How to mount Kubernetes Secrets and ConfigMaps in a Pod as a file

Here’s a quick and simple explanation on how to mount Kubernetes Secrets and ConfigMaps in a Pod as files. Imagine you have the following Kubernetes Secret:

apiVersion: v1
kind: Secret
metadata:
  name: my-secrets
stringData:
  username: admin
  password: password
  "config.toml": |
    [settings]
    enable-health-checks = true    

Mounting specific secrets by key

There are two ways to mount a Secret in a Kubernetes Pod. The first one is to mount the entire Secret as multiple files, where each key creates a single file. The second one is to mount specific keys in the Secret declaratively.

Mounting all secrets individually

Imagine now you want to mount the username field to /app/username, the password field to /app/password and the config.toml to /app/config.toml, or, in different words, using a format like /app/{secretKey} where {secretKey} is the key of the secret inside the manifest.

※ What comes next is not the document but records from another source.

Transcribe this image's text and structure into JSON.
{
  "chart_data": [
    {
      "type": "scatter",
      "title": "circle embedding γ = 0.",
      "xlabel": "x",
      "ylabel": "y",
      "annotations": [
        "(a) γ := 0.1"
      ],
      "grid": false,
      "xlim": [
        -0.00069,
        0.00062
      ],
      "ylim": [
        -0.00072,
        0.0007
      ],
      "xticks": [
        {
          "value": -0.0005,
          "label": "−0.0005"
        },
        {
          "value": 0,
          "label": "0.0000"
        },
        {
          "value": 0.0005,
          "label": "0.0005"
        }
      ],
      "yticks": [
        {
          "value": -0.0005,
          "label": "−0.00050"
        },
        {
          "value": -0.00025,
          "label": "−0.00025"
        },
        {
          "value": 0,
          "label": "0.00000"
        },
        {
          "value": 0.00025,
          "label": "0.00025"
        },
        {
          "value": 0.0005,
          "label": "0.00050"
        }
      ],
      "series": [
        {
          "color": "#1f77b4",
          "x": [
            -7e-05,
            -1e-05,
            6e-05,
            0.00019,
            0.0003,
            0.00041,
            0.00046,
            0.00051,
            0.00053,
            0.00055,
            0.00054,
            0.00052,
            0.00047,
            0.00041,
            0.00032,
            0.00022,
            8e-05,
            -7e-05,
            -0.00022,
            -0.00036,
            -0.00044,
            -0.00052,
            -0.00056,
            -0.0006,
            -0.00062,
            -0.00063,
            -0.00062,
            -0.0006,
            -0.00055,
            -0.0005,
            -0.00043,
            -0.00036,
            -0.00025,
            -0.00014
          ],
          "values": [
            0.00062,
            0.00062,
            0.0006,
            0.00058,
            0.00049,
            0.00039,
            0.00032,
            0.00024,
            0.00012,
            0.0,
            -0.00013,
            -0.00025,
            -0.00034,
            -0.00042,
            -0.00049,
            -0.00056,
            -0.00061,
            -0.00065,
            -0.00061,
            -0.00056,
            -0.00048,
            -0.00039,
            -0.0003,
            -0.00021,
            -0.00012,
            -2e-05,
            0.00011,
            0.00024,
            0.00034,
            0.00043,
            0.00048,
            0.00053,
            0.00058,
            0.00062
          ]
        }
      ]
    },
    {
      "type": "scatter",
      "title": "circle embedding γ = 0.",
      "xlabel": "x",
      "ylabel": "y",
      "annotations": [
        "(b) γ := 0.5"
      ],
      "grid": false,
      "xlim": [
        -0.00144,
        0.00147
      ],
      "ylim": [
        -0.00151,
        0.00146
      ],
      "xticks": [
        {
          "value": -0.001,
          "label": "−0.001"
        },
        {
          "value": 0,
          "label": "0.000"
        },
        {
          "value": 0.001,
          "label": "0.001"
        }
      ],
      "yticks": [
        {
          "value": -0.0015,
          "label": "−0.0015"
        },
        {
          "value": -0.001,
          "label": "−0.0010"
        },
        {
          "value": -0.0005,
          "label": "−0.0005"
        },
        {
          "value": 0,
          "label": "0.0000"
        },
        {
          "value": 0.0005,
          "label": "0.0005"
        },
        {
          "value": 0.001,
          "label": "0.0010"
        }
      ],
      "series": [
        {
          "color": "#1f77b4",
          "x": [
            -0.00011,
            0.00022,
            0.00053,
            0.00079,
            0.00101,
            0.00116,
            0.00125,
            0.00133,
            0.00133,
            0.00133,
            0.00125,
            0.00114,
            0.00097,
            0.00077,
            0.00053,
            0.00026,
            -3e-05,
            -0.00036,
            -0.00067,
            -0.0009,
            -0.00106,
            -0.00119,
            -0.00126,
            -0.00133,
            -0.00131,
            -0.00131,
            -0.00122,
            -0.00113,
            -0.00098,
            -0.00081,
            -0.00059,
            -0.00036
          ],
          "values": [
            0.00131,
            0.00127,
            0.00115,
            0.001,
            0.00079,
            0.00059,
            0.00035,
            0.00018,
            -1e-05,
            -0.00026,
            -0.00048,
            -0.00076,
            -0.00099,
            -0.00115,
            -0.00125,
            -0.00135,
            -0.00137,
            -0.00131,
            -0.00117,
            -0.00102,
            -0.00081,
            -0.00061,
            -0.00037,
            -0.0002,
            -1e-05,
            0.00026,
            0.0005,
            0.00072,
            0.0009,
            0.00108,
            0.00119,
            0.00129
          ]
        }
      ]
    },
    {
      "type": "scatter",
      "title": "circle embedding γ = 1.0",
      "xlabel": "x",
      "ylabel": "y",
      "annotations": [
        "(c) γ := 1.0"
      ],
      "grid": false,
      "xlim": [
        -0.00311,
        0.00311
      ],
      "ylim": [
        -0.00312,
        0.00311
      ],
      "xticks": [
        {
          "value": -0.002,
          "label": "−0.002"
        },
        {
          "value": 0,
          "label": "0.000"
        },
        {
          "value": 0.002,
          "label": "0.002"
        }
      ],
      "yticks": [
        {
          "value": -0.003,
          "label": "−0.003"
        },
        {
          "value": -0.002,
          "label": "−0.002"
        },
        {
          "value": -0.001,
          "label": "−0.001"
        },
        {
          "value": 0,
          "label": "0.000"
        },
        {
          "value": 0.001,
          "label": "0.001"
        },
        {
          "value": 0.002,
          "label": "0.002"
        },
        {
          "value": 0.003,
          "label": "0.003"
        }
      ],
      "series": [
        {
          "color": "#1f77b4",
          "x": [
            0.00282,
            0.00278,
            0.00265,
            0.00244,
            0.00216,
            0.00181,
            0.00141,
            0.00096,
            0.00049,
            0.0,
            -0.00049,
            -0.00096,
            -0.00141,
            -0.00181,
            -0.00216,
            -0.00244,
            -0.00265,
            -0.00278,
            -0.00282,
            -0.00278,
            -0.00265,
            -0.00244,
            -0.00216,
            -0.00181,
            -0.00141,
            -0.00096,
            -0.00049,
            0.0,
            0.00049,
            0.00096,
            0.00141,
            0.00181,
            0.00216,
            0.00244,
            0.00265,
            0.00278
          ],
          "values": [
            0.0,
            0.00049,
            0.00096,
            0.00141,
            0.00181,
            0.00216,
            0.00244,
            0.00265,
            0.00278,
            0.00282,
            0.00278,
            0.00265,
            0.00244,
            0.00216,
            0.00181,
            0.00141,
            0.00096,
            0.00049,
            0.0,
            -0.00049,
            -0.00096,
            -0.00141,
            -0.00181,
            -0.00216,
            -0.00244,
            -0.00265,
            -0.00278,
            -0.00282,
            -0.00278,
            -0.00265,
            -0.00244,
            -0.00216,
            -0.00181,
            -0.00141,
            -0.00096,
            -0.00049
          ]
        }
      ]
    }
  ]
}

To mount these files explicitly, you would write the following Pod:

apiVersion: v1
kind: Pod
metadata:
  name: my-pod
spec:
  containers:
  - name: nginx-container
    image: nginx:latest
    volumeMounts:
    - name: my-secrets
      mountPath: /app
      readOnly: true
  volumes:
  - name: my-secrets
    secret:
      secretName: my-secrets
      items:
      - key: username
        path: username
      - key: password
        path: password
      - key: config.toml
        path: config.toml

Accessing the pod and checking all the files in the /app directory shows the correct files:

$ kubectl exec -it my-pod -- ls -l /app
total 0
lrwxrwxrwx 1 root root 18 Apr  7 03:38 config.toml -> ..data/config.toml
lrwxrwxrwx 1 root root 15 Apr  7 03:38 password -> ..data/password
lrwxrwxrwx 1 root root 15 Apr  7 03:38 username -> ..data/username

The files are symbolic links to the actual files mounted from the Secret. This is so Kubernetes can update the files when the Secret changes and avoid restarting the Kubernetes Pod to have the pod pick up the changes.

Mounting all secrets inside the Secret

You can also avoid specifying each key and have Kubernetes load all the keys in the Secret:

apiVersion: v1
kind: Pod
metadata:
  name: my-pod
spec:
  containers:
  - name: nginx-container
    image: nginx:latest
    volumeMounts:
    - name: my-secrets
      mountPath: /app
      readOnly: true
  volumes:
  - name: my-secrets
    secret:
      secretName: my-secrets

This has the benefit that any new key added to the Secret will be automatically mounted in the Pod without having to update the Pod manifest. The outcome is the same as the previous example: all the files are mounted in the /app directory as symlinks to the actual files.

Using subPath

Mounting Secrets or ConfigMaps as described before means that the folder, /app, must not exist in the container image. If it does, the contents of that folder will be removed and replaced with the contents of the Secret or ConfigMap.

To perform a more incisive mount without deleting existing files, you can use the subPath option. This option allows you to mount a Secret or ConfigMap in a subdirectory of the container image.

For example, if you want to mount the username field to /app/username, the password field to /app/password and the config.toml to /app/config.toml, you would write the following Pod:

apiVersion: v1
kind: Pod
metadata:
  name: my-pod
spec:
  containers:
  - name: nginx-container
    image: nginx:latest
    volumeMounts:
    - name: my-secrets
      mountPath: /app/username
      subPath: username
      readOnly: true
    - name: my-secrets
      mountPath: /app/password
      subPath: password
      readOnly: true
    - name: my-secrets
      mountPath: /app/config.toml
      subPath: config.toml
      readOnly: true
  volumes:
  - name: my-secrets
    secret:
      secretName: my-secrets

This solution is more verbose, and you will have to define your volumeMounts for each key in the Secret or ConfigMap. However, it allows you to mount the Secret or ConfigMap in a subdirectory of the container image without deleting the existing files. You can verify this by checking the Pod:

$ kubectl exec -it my-pod -- ls -l /app
total 12
-rw-r--r-- 1 root root 39 Apr  7 03:51 config.toml
-rw-r--r-- 1 root root  8 Apr  7 03:51 password
-rw-r--r-- 1 root root  5 Apr  7 03:51 username

Note how the files are not symbolic links anymore, but actual files.